LDheatmap: This function produces a pairwise LD plot.

Description

LDheatmap() is used to produce a graphical display, as a heat map, of pairwise linkage disequilibrium (LD) measurements for SNPs. The heat map is a false color image in the upper-left diagonal of a square plot. Optionally, a line parallel to the diagonal of the image indicating the physical or genetic map positions of the SNPs may be added, along with text reporting the total length of the genomic region considered.

Usage

LDheatmap(gdat, genetic.distances=NULL, distances="physical",
LDmeasure="r", title="Pairwise LD", add.map=TRUE, add.key=TRUE,
geneMapLocation=0.15, geneMapLabelX=NULL, geneMapLabelY=NULL,
SNP.name=NULL, color=NULL, newpage=TRUE,
name="ldheatmap", vp.name=NULL, pop=FALSE, flip=NULL, text=FALSE)

Arguments

gdat

SNP data: a data frame of genotype objects, a SnpMatrix object, a square matrix of pairwise linkage disequilibrium measurements or an object of class "LDheatmap" (the returned object of this function).

genetic.distances

A numeric vector of map locations of the SNPs, in the same order as SNPs listed in gdat, in terms of genetic or physical distances. Physical distances should be in bases, genetic distances should be in centiMorgans (cM). When gdat is not an object of class LDheatmap, the default is a vector that represents equi-spaced markers, 1kb (1000 bases) apart.
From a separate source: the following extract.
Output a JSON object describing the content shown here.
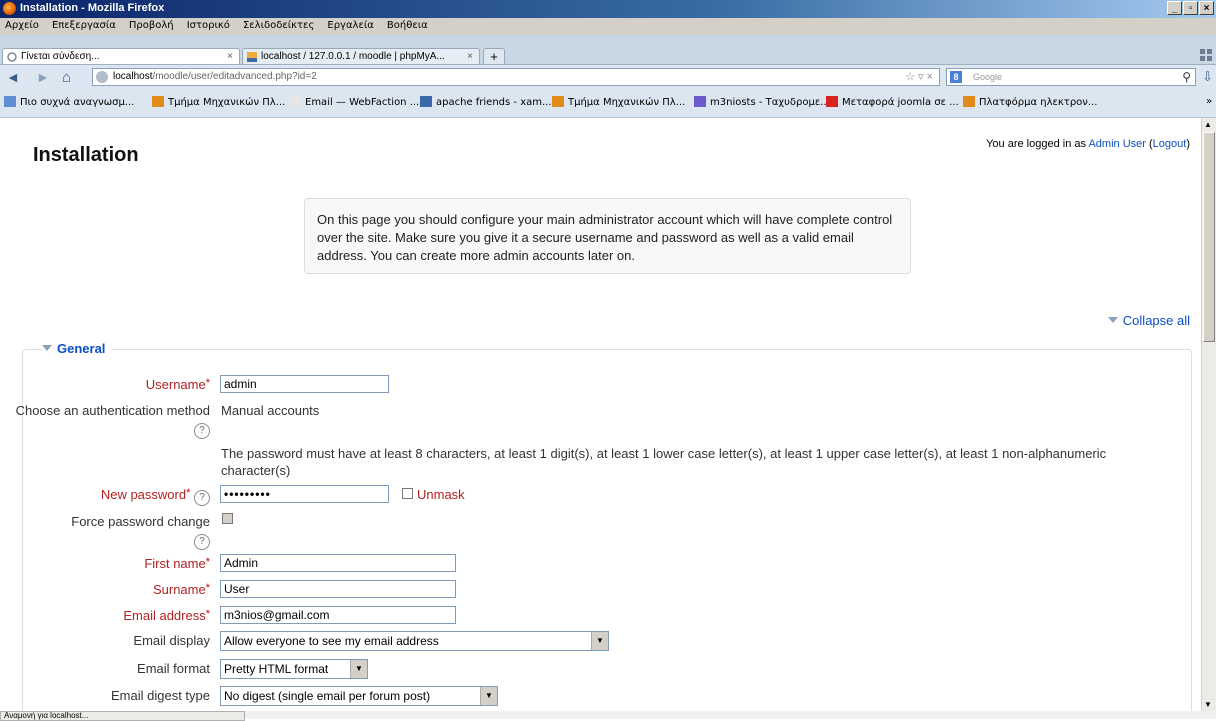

When gdat is an object of class LDheatmap, the genetic.distances argument is taken to be the genetic.distances list item of gdat.

distances

A character string to specify whether the provided map locations are in physical or genetic distances. If distances="physical" (default), the text describing the total length of the region will be “Physical Length:XXkb” where XX is the length of the region in kilobases. If distances="genetic", the text will be “Genetic Map Length:YYcM” where YY is the length of the region in centiMorgans. If gdat is an object of class LDheatmap, distances is taken from gdat.

LDmeasure

A character string specifying the measure of LD - either allelic correlation \(r^2\) or Lewontin's |D\('\)|; default = "r" for \(r^2\); type "D'" for |D\('\)|. This argument is ignored when the user has already supplied calculated LD measurements through gdat (i.e., when gdat is a matrix of pairwise LD measurements or an object of class "LDheatmap").

title

A character string for the main title of the plot. Default is “Pairwise LD”.

add.map

If TRUE (default) a diagonal line indicating the physical or genetic map positions of the SNPs will be added to the plot, along with text indicating the total length of the genetic region.

add.key

If TRUE (default) the color legend is drawn.

geneMapLocation

A numeric value specifying the position of the line parallel to the diagonal of the matrix; the larger the value, the farther it lies from the matrix diagonal. Ignored when add.map=FALSE.

geneMapLabelX

A numeric value specifying the x-coordinate of the text indicating the total length of the genomic region being considered. Ignored when add.map=FALSE.

geneMapLabelY

A numeric value specifying the y-coordinate of the text indicating the total length of the genomic region being considered. Ignored when add.map=FALSE.

SNP.name

A vector of character string(s) of SNP name(s) to be labelled. Should match the names of SNPs in the provided object gdat, otherwise nothing is done.

color

A range of colors to be used for drawing the heat map. Default is grey.colors(20).

newpage

If TRUE (default), the heat map will be drawn on a new page.

name

A character string specifying the name of the LDheatmap graphical object (grob) to be produced.

vp.name

A character string specifying the name of the viewport where the heat map is going to be drawn.

pop

If TRUE, the viewport where the heat map is drawn is popped (i.e. removed) from the viewport tree after drawing. Default=FALSE.

flip

If TRUE, the LDheatmap plot is flipped below a horizontal line, in the style of Haploview. Default is FALSE.

text

If TRUE, the LD measurements are printed on each cell.

Value

An object of class "LDheatmap" which contains the following components:

LDmatrix

The matrix of pairwise LD measurements plotted in the heat map.

LDheatmapGrob

A grid graphical object (grob) representing the produced heat map.

heatmapVP

The viewport in which the heat map is drawn. See viewport.

genetic.distances

The vector of the supplied physical or genetic map locations, or the vector of equispaced marker distances when no distance vector is supplied.

distances

A character string specifying whether the provided map distances are physical or genetic.

color

The range of colors used for drawing the heat map.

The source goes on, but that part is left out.